There is a robustness behind dashes of sentiment. This week, he expressed his displeasure with the rehydration breaks which are a part of this tournament’s games. He has provoked a national debate by arguing that the solution to America finally conquering this sport is not creating more soccer schools, but spaces for the children to play. ‘What I didn’t learn from my teachers and coaches is what I learned from my friends when I played with them,’ Pochettino said.
At the Coliseum, it was hard to find Americans who didn’t feel the Argentinian is the man the USMNT require for potential turbulence of a finely-balanced group also including Australia and Turkey.
‘I like the way he’s handled Pulisic,’ said one fan. ‘Pulisic’s World Cup will shape our World Cup and I think he’ll respect the coach for straight-talking,’ observed another. ‘I guess you’d say the expectations are crazy and he knows what elite soccer looks like. He’s sat in those changing rooms. He has seen all the madness.’

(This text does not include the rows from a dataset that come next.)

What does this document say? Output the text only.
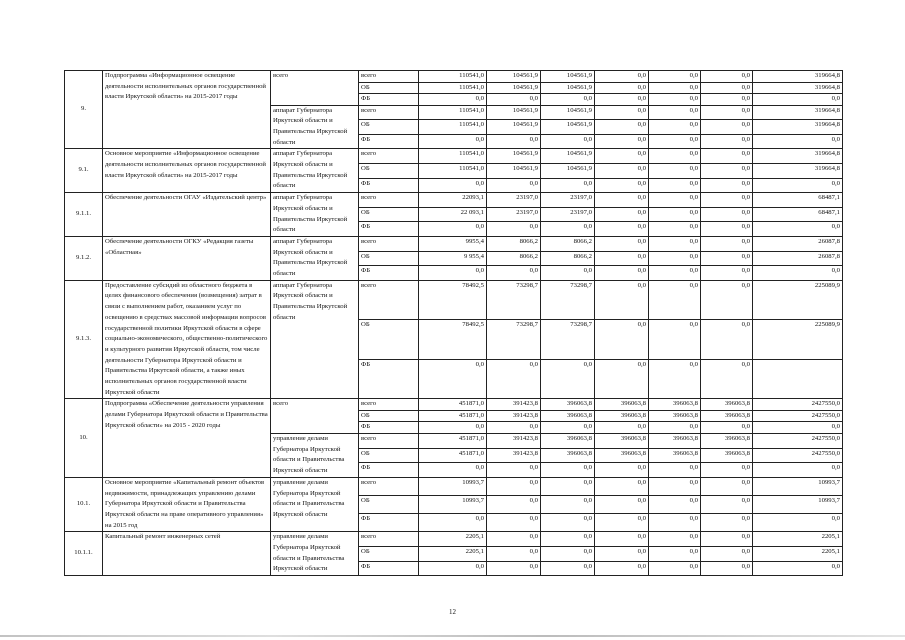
9.	Подпрограмма «Информационное освещение деятельности исполнительных органов государственной власти Иркутской области» на 2015-2017 годы	всего	всего	110541,0	104561,9	104561,9	0,0	0,0	0,0	319664,8
			ОБ	110541,0	104561,9	104561,9	0,0	0,0	0,0	319664,8
			ФБ	0,0	0,0	0,0	0,0	0,0	0,0	0,0
		аппарат Губернатора Иркутской области и Правительства Иркутской области	всего	110541,0	104561,9	104561,9	0,0	0,0	0,0	319664,8
			ОБ	110541,0	104561,9	104561,9	0,0	0,0	0,0	319664,8
			ФБ	0,0	0,0	0,0	0,0	0,0	0,0	0,0
9.1.	Основное мероприятие «Информационное освещение деятельности исполнительных органов государственной власти Иркутской области» на 2015-2017 годы	аппарат Губернатора Иркутской области и Правительства Иркутской области	всего	110541,0	104561,9	104561,9	0,0	0,0	0,0	319664,8
			ОБ	110541,0	104561,9	104561,9	0,0	0,0	0,0	319664,8
			ФБ	0,0	0,0	0,0	0,0	0,0	0,0	0,0
9.1.1.	Обеспечение деятельности ОГАУ «Издательский центр»	аппарат Губернатора Иркутской области и Правительства Иркутской области	всего	22093,1	23197,0	23197,0	0,0	0,0	0,0	68487,1
			ОБ	22 093,1	23197,0	23197,0	0,0	0,0	0,0	68487,1
			ФБ	0,0	0,0	0,0	0,0	0,0	0,0	0,0
9.1.2.	Обеспечение деятельности ОГКУ «Редакция газеты «Областная»	аппарат Губернатора Иркутской области и Правительства Иркутской области	всего	9955,4	8066,2	8066,2	0,0	0,0	0,0	26087,8
			ОБ	9 955,4	8066,2	8066,2	0,0	0,0	0,0	26087,8
			ФБ	0,0	0,0	0,0	0,0	0,0	0,0	0,0
9.1.3.	Предоставление субсидий из областного бюджета в целях финансового обеспечения (возмещения) затрат в связи с выполнением работ, оказанием услуг по освещению в средствах массовой информации вопросов государственной политики Иркутской области в сфере социально-экономического, общественно-политического и культурного развития Иркутской области, том числе деятельности Губернатора Иркутской области и Правительства Иркутской области, а также иных исполнительных органов государственной власти Иркутской области	аппарат Губернатора Иркутской области и Правительства Иркутской области	всего	78492,5	73298,7	73298,7	0,0	0,0	0,0	225089,9
			ОБ	78492,5	73298,7	73298,7	0,0	0,0	0,0	225089,9
			ФБ	0,0	0,0	0,0	0,0	0,0	0,0	
10.	Подпрограмма «Обеспечение деятельности управления делами Губернатора Иркутской области и Правительства Иркутской области» на 2015 - 2020 годы	всего	всего	451871,0	391423,8	396063,8	396063,8	396063,8	396063,8	2427550,0
			ОБ	451871,0	391423,8	396063,8	396063,8	396063,8	396063,8	2427550,0
			ФБ	0,0	0,0	0,0	0,0	0,0	0,0	0,0
		управление делами Губернатора Иркутской области и Правительства Иркутской области	всего	451871,0	391423,8	396063,8	396063,8	396063,8	396063,8	2427550,0
			ОБ	451871,0	391423,8	396063,8	396063,8	396063,8	396063,8	2427550,0
			ФБ	0,0	0,0	0,0	0,0	0,0	0,0	0,0
10.1.	Основное мероприятие «Капитальный ремонт объектов недвижимости, принадлежащих управлению делами Губернатора Иркутской области и Правительства Иркутской области на праве оперативного управления» на 2015 год	управление делами Губернатора Иркутской области и Правительства Иркутской области	всего	10993,7	0,0	0,0	0,0	0,0	0,0	10993,7
			ОБ	10993,7	0,0	0,0	0,0	0,0	0,0	10993,7
			ФБ	0,0	0,0	0,0	0,0	0,0	0,0	0,0
10.1.1.	Капитальный ремонт инженерных сетей	управление делами Губернатора Иркутской области и Правительства Иркутской области	всего	2205,1	0,0	0,0	0,0	0,0	0,0	2205,1
			ОБ	2205,1	0,0	0,0	0,0	0,0	0,0	2205,1
			ФБ	0,0	0,0	0,0	0,0	0,0	0,0	0,0
12
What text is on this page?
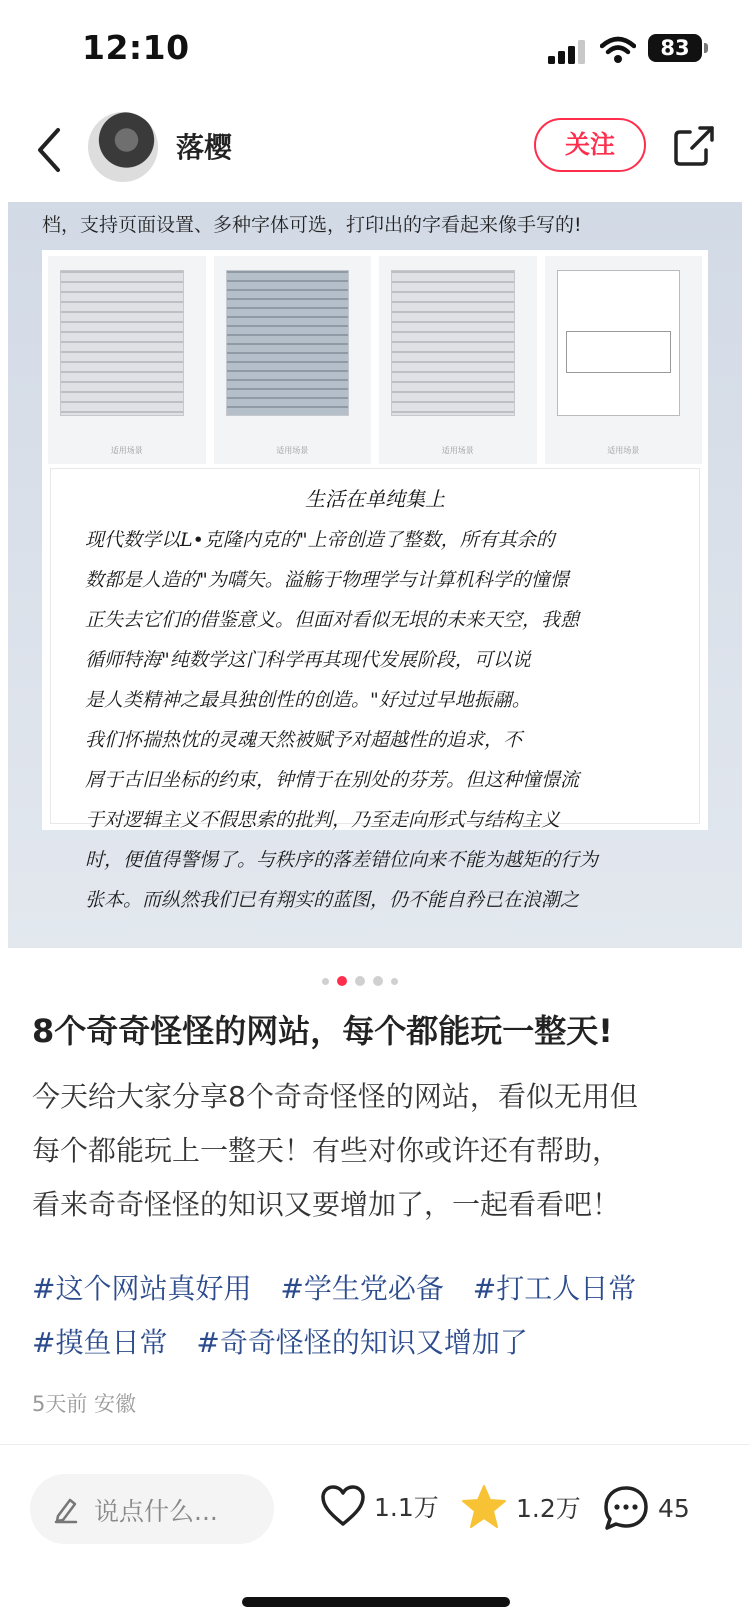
12:10	83
落樱	关注
档，支持页面设置、多种字体可选，打印出的字看起来像手写的!
适用场景	适用场景	适用场景	适用场景
生活在单纯集上
现代数学以L•克隆内克的"上帝创造了整数，所有其余的
数都是人造的"为嚆矢。溢觞于物理学与计算机科学的憧憬
正失去它们的借鉴意义。但面对看似无垠的未来天空，我憩
循师特海"纯数学这门科学再其现代发展阶段，可以说
是人类精神之最具独创性的创造。"好过过早地振翮。
我们怀揣热忱的灵魂天然被赋予对超越性的追求，不
屑于古旧坐标的约束，钟情于在别处的芬芳。但这种憧憬流
于对逻辑主义不假思索的批判，乃至走向形式与结构主义
时，便值得警惕了。与秩序的落差错位向来不能为越矩的行为
张本。而纵然我们已有翔实的蓝图，仍不能自矜已在浪潮之
8个奇奇怪怪的网站，每个都能玩一整天!
今天给大家分享8个奇奇怪怪的网站，看似无用但
每个都能玩上一整天！有些对你或许还有帮助，
看来奇奇怪怪的知识又要增加了，一起看看吧！
#这个网站真好用 #学生党必备 #打工人日常
#摸鱼日常 #奇奇怪怪的知识又增加了
5天前 安徽
说点什么...	1.1万	1.2万	45
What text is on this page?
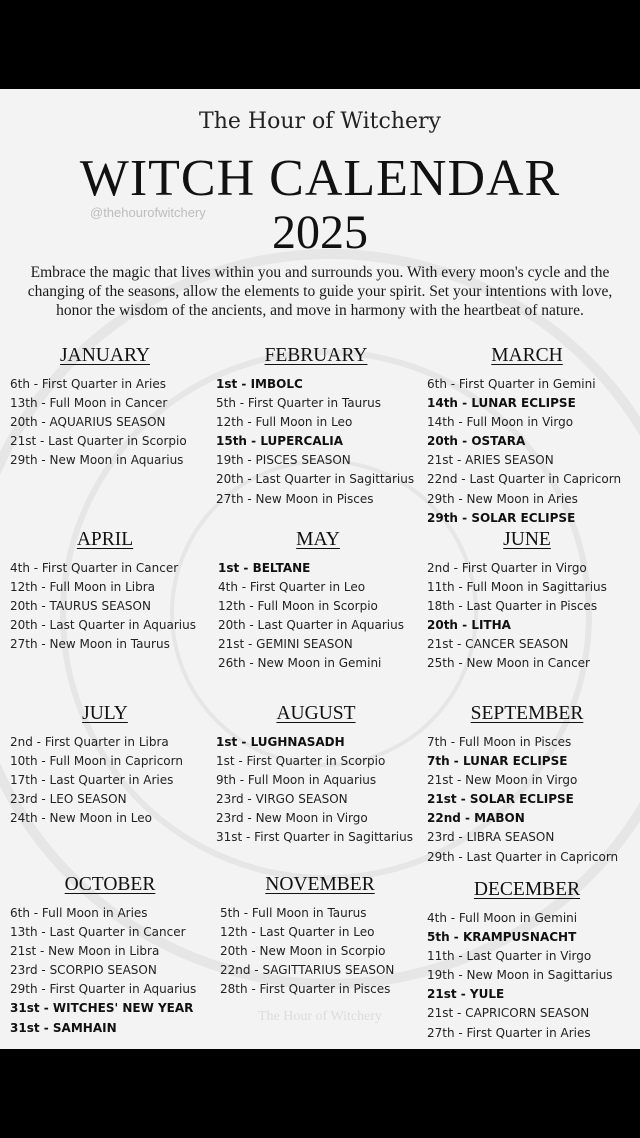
The Hour of Witchery
WITCH CALENDAR
@thehourofwitchery	2025
Embrace the magic that lives within you and surrounds you. With every moon's cycle and the changing of the seasons, allow the elements to guide your spirit. Set your intentions with love, honor the wisdom of the ancients, and move in harmony with the heartbeat of nature.
JANUARY
6th - First Quarter in Aries
13th - Full Moon in Cancer
20th - AQUARIUS SEASON
21st - Last Quarter in Scorpio
29th - New Moon in Aquarius
FEBRUARY
1st - IMBOLC
5th - First Quarter in Taurus
12th - Full Moon in Leo
15th - LUPERCALIA
19th - PISCES SEASON
20th - Last Quarter in Sagittarius
27th - New Moon in Pisces
MARCH
6th - First Quarter in Gemini
14th - LUNAR ECLIPSE
14th - Full Moon in Virgo
20th - OSTARA
21st - ARIES SEASON
22nd - Last Quarter in Capricorn
29th - New Moon in Aries
29th - SOLAR ECLIPSE
APRIL
4th - First Quarter in Cancer
12th - Full Moon in Libra
20th - TAURUS SEASON
20th - Last Quarter in Aquarius
27th - New Moon in Taurus
MAY
1st - BELTANE
4th - First Quarter in Leo
12th - Full Moon in Scorpio
20th - Last Quarter in Aquarius
21st - GEMINI SEASON
26th - New Moon in Gemini
JUNE
2nd - First Quarter in Virgo
11th - Full Moon in Sagittarius
18th - Last Quarter in Pisces
20th - LITHA
21st - CANCER SEASON
25th - New Moon in Cancer
JULY
2nd - First Quarter in Libra
10th - Full Moon in Capricorn
17th - Last Quarter in Aries
23rd - LEO SEASON
24th - New Moon in Leo
AUGUST
1st - LUGHNASADH
1st - First Quarter in Scorpio
9th - Full Moon in Aquarius
23rd - VIRGO SEASON
23rd - New Moon in Virgo
31st - First Quarter in Sagittarius
SEPTEMBER
7th - Full Moon in Pisces
7th - LUNAR ECLIPSE
21st - New Moon in Virgo
21st - SOLAR ECLIPSE
22nd - MABON
23rd - LIBRA SEASON
29th - Last Quarter in Capricorn
OCTOBER
6th - Full Moon in Aries
13th - Last Quarter in Cancer
21st - New Moon in Libra
23rd - SCORPIO SEASON
29th - First Quarter in Aquarius
31st - WITCHES' NEW YEAR
31st - SAMHAIN
NOVEMBER
5th - Full Moon in Taurus
12th - Last Quarter in Leo
20th - New Moon in Scorpio
22nd - SAGITTARIUS SEASON
28th - First Quarter in Pisces
DECEMBER
4th - Full Moon in Gemini
5th - KRAMPUSNACHT
11th - Last Quarter in Virgo
19th - New Moon in Sagittarius
21st - YULE
21st - CAPRICORN SEASON
27th - First Quarter in Aries
The Hour of Witchery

Mauricio Pochettino has earned respect in the USA with his no-nonsense approach
Madness which this week saw Pochettino being interviewed by Grover, of Sesame Street, who put it to him that the best possible food motivation for the players would be chocolate cake.
The former Tottenham and Paris Saint-Germain head coach appeared mildly amused by his bright blue puppet interlocuter but pivoted to a different kind of energy driving the team. ‘I think (our) massive inspiration is to make proud our fans, our families, the people that we love.’
His eloquence feels like an antidote to the daily utterances of president who has turned geopolitical conflict into the white noise of the reality TV show, though Pochettino also observes that there is a time for the talking to stop.
‘Now is the moment that they need prepare in an emotional and mental way,’ he said of his team. ‘”I think now they don’t need an external motivation or an inspirational speech. I think everyone knows how to be ready.’